Charles Feelgood, as legend has it, put the rave scene in Baltimore and Washington, D.C. on the map all the way back in 1990 – a time when many readers had barely graduated from elementary school. Feelgood put on the club Fever, and through his weekly house sets, his popularity quickly rose. Now, Feelgood has released two full-length deejay-mix albums, a handful of house singles, and he’s coming tonight to a club near you … for real. Artsweek got Feelgood on the phone and hit him up with a few questions.
Artsweek: What initially drew you toward house music?
Charles Feelgood: When I was younger, my parents used to listen to a lot of disco music, so when I started getting into playing records, I was playing disco house and house records that had disco influences in them.
As a deejay, what are the major differences you encounter in spinning for a club audience as opposed to the crowd at a rave?
I think that the club audiences are generally a little bit older and a lot of times everything associated with playing at an event generally runs a little bit smoother when you play at a club. A lot of times the scheduling [at a rave] is a little more confusing, you have to perform with a lot of other performers, whereas at a club, a lot of the times it’s just you or maybe one other person. It’s just a more controlled environment.
Is there an audience you prefer to play for?
Not really. I mean, most of the people are into it and the music. I don’t really have any preference. As long as the people are there to listen to what I’m doing.
Have you played for Santa Barbara before?
Actually, no. This is my first time in Santa Barbara, so I’m kinda stoked I’m actually coming up in a couple hours.
Are you looking forward to the show?
Yeah, definitely. Because I’ve never been [to Santa Barbara] before and I heard [Zelo] was a small club. I like playing small venues, you know, getting a break from the bigger venues. It’s just a tighter vibe.
You’ve released some house singles. What are some of the challenges you’ve encountered in producing and writing your own music?
Definitely all the technological advances and trying to keep up with what’s going on with the music technically and just trying to stay ahead and trying to figure out what’s happening.
Are there elements of production and music writing that you prefer to deejaying?
Actually, to be honest with you, if I had to chose between the two, if someone said, “You’ve got to do one or the other,” I’m sure I’d deejay.
What do you wish participants in the club or rave scene would bring to their respective scenes?
I guess more of a knowledge of who they’re coming to see and why they’re coming to see them, and don’t let the music be secondary to drugs or, you know, other outside influences. Or come trying to be educated.
You run your own label and release albums through Moonshine Music as well. What advice do you have for aspiring deejays and musicians when it comes to releasing music?
Be professional with your presentation, and maybe do a little homework because it’s very difficult when you’re dealing with distributors. If you’re not presenting your product professionally, if, you know, you don’t have the sound quality great on the record – your first release is one of your most important ones because if it doesn’t sound good, when it’s time to send distributors the next record, they may not pick it up. That’s something that, well, like anything, of course you get better with time, but you have to start out really good in because it’s an uphill battle from there if your first record isn’t good.
Do you have any funny stories of something that’s happened to you at a club or a rave, like a funny instance?
I’ve had people come up to me who were under the influence or something and, you know, mess with my record while it was playing – I’ve had a couple people do that. I’ve had a couple people ask me to autograph really personal places. (Laughs)
If you could be reincarnated as anyone, who would you be?
You know, I’ve been asked this question before, and what did I say after I thought about it? Probably the president of Warner Bros. Records.
What’s the question that you wish interviewers would ask you that they never do?
That’s a new one. (Laughs) That’s a tough one, you’ve stumped me on that one. (Thinking) When my next CD’s coming out?

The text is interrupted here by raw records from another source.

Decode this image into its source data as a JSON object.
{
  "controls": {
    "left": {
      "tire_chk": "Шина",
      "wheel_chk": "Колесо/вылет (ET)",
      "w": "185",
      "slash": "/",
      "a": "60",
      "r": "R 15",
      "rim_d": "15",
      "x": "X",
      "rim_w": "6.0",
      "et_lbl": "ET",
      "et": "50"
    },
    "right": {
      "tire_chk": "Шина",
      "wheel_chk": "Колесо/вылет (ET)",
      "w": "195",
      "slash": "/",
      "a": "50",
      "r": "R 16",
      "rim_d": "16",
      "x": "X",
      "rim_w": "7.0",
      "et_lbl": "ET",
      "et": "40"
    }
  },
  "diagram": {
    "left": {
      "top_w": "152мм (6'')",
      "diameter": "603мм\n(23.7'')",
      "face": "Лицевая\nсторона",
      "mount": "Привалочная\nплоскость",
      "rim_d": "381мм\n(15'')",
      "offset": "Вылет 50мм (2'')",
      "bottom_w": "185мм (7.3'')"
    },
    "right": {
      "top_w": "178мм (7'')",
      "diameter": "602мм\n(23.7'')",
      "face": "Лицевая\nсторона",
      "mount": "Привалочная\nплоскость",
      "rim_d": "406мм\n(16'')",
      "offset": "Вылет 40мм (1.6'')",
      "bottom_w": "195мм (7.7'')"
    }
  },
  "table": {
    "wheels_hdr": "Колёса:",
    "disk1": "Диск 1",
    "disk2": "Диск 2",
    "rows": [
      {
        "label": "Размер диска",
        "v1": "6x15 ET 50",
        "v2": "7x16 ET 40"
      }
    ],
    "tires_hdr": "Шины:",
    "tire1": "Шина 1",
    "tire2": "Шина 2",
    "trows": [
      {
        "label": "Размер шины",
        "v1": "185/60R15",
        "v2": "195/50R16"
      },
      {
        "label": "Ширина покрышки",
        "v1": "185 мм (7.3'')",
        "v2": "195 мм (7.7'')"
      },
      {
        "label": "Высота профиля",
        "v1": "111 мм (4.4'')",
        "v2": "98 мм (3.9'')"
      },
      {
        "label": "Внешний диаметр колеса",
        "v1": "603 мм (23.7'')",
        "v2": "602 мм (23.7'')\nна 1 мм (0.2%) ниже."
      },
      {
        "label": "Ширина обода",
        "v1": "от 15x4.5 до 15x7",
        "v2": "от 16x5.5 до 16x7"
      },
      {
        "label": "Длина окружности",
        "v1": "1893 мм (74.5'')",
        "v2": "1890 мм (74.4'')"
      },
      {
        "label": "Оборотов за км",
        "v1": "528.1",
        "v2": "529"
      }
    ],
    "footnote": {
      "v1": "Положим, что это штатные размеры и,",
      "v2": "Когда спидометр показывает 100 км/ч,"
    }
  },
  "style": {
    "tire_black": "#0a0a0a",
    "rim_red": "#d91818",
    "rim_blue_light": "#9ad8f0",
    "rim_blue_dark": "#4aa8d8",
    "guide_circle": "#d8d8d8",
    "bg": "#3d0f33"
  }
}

When’s your next CD coming out?
Are you excited about it?
I have your old CD, and I think it’s fabulous.
The Can You Feel It one. What about the new one is different from the old one? What do you like about it more?
The new one’s, well, the track structure is a little more varied because I got the first one – I’m sorry, I have two albums out right now, so this is going to be the second on this label, Moonshine in L.A., and it’s probably going to be a little harder. A little more conducive to how I play in a nightclub.
What’s your favorite color?
Did you have anything else that you wanted to add?
No, just tell them I’m looking forward to coming up there.
Charles Feelgood, along with other fine deejays, will spin tonight at The ZOO at Zelo, 630 State St. 18+. If you miss this opportunity, you can catch Charles Feelgood and a plethora of other excellent hip hop and electronic performers at Audiotistic, April 14 at the Long Beach Fairgrounds.